LTE als UMTS-Nachfolger
Die Nachfolgetechnologie, Long-Term-Evolution (
LTE), könnte Abhilfe schaffen. Mit LTE sollen nutzbare Datenraten von rund 17 Mbit/s erzielt werden können. Zudem lässt sich die zehnfache Menge an Anwendern mit LTE unterstützen. Ursprünglich sollte UMTS durch die anfangs vielversprechende
WiMAX-Funktechnologie abgelöst werden, doch rund anderthalb Jahre nach der Versteigerung von WiMAX-Frequenzen ist der WiMAX-Ausbau nach der Einschätzung des eco Verband der deutschen Internetwirtschaft ins Stocken geraten. eco-Geschäftsführer Harald A. Summa äußert seine Zweifel, dass die WiMAX-Lizenzinhaber die übernommenen Ausbauverpflichtungen bis Ende 2009 erreichen können. Der Übergang von UMTS zu LTE sei nach Ansicht des eco daher die einfachste und kostengünstigste Möglichkeit Mobilfunknutzern höhere Bandbreiten anzubieten. Pflicht für die LTE-Betreiber sei allerdings die Schaffung entsprechend dimensionierter Backhauls, die die riesigen Datenmengen bewältigen müssten.
Vodafone und Ericsson setzen auf LTE
Auch der Mobilfunknetzbetreiber
Vodafone setzt sich für eine Realisierung von LTE in Deutschland ein. Ralf Klüber, Head of Group Strategy & Assessment bei Vodafone, sieht die besten Voraussetzungen in Deutschland für eine Einführung von LTE. "Die Bundesrepublik hat die größte Breitbandabdeckung und die meisten Basisstationen in ganz Europa", so Klüber.

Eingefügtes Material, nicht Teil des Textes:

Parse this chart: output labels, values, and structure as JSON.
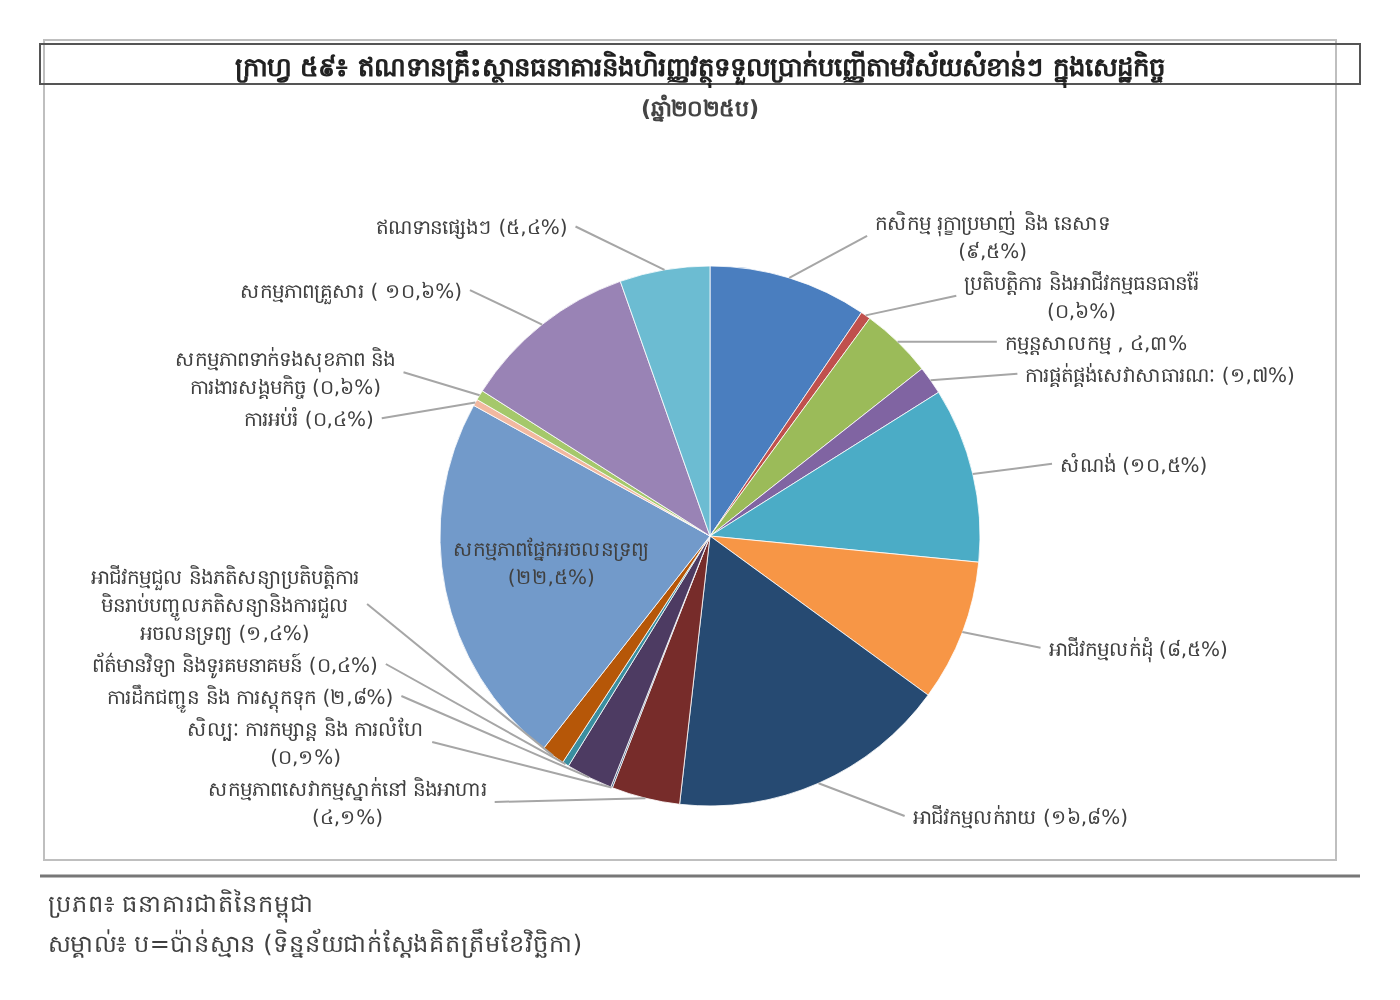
{
  "chart_data": {
    "type": "pie",
    "title": "ក្រាហ្វ ៥៩៖ ឥណទានគ្រឹះស្ថានធនាគារនិងហិរញ្ញវត្ថុទទួលប្រាក់បញ្ញើតាមវិស័យសំខាន់ៗ ក្នុងសេដ្ឋកិច្ច",
    "subtitle": "(ឆ្នាំ២០២៥ប)",
    "categories": [
      "កសិកម្ម រុក្ខាប្រមាញ់ និង នេសាទ (៩,៥%)",
      "ប្រតិបត្តិការ និងអាជីវកម្មធនធានរ៉ែ (០,៦%)",
      "កម្មន្តសាលកម្ម , ៤,៣%",
      "ការផ្គត់ផ្គង់សេវាសាធារណៈ (១,៧%)",
      "សំណង់ (១០,៥%)",
      "អាជីវកម្មលក់ដុំ (៨,៥%)",
      "អាជីវកម្មលក់រាយ (១៦,៨%)",
      "សកម្មភាពសេវាកម្មស្នាក់នៅ និងអាហារ (៤,១%)",
      "សិល្បៈ ការកម្សាន្ត និង ការលំហែ (០,១%)",
      "ការដឹកជញ្ជូន និង ការស្តុកទុក (២,៨%)",
      "ព័ត៌មានវិទ្យា និងទូរគមនាគមន៍ (០,៤%)",
      "អាជីវកម្មជួល និងភតិសន្យាប្រតិបត្តិការ មិនរាប់បញ្ចូលភតិសន្យានិងការជួល អចលនទ្រព្យ (១,៤%)",
      "សកម្មភាពផ្នែកអចលនទ្រព្យ (២២,៥%)",
      "ការអប់រំ (០,៤%)",
      "សកម្មភាពទាក់ទងសុខភាព និង ការងារសង្គមកិច្ច (០,៦%)",
      "សកម្មភាពគ្រួសារ ( ១០,៦%)",
      "ឥណទានផ្សេងៗ (៥,៤%)"
    ],
    "values": [
      9.5,
      0.6,
      4.3,
      1.7,
      10.5,
      8.5,
      16.8,
      4.1,
      0.1,
      2.8,
      0.4,
      1.4,
      22.5,
      0.4,
      0.6,
      10.6,
      5.4
    ],
    "colors": [
      "#4a7ebf",
      "#c0504d",
      "#9bbb59",
      "#8064a2",
      "#4bacc6",
      "#f79646",
      "#264a72",
      "#772c2a",
      "#2c4d75",
      "#4d3b62",
      "#3a8fa0",
      "#b65708",
      "#729aca",
      "#f2b8a0",
      "#a5c86b",
      "#9983b5",
      "#6cbcd2"
    ],
    "annotations": [
      "ប្រភព៖ ធនាគារជាតិនៃកម្ពុជា",
      "សម្គាល់៖ ប=ប៉ាន់ស្មាន (ទិន្នន័យជាក់ស្តែងគិតត្រឹមខែវិច្ឆិកា)"
    ]
  }
}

Ericsson liefert sogar Zahlen der Wirtschaftsberatungsfirma Ovum, die davon ausgehen, dass es im Jahr 2012 mehr mobile Breitbandanschlüsse als feste geben wird. Christoph Bach, Leiter Business Segment Networks Deutschland bei Ericsson, könnte sich daher eine Versteigerung von LTE-Frequenzen vorstellen, um möglichst rasch mit dem flächendeckenden Aufbau eines LTE-Netzes beginnen zu können. Ericsson hatte Anfang April das nach eigenen Angaben weltweit erste kommerzielle
LTE-Chipsatzmodul für mobile Endgeräte vorgestellt.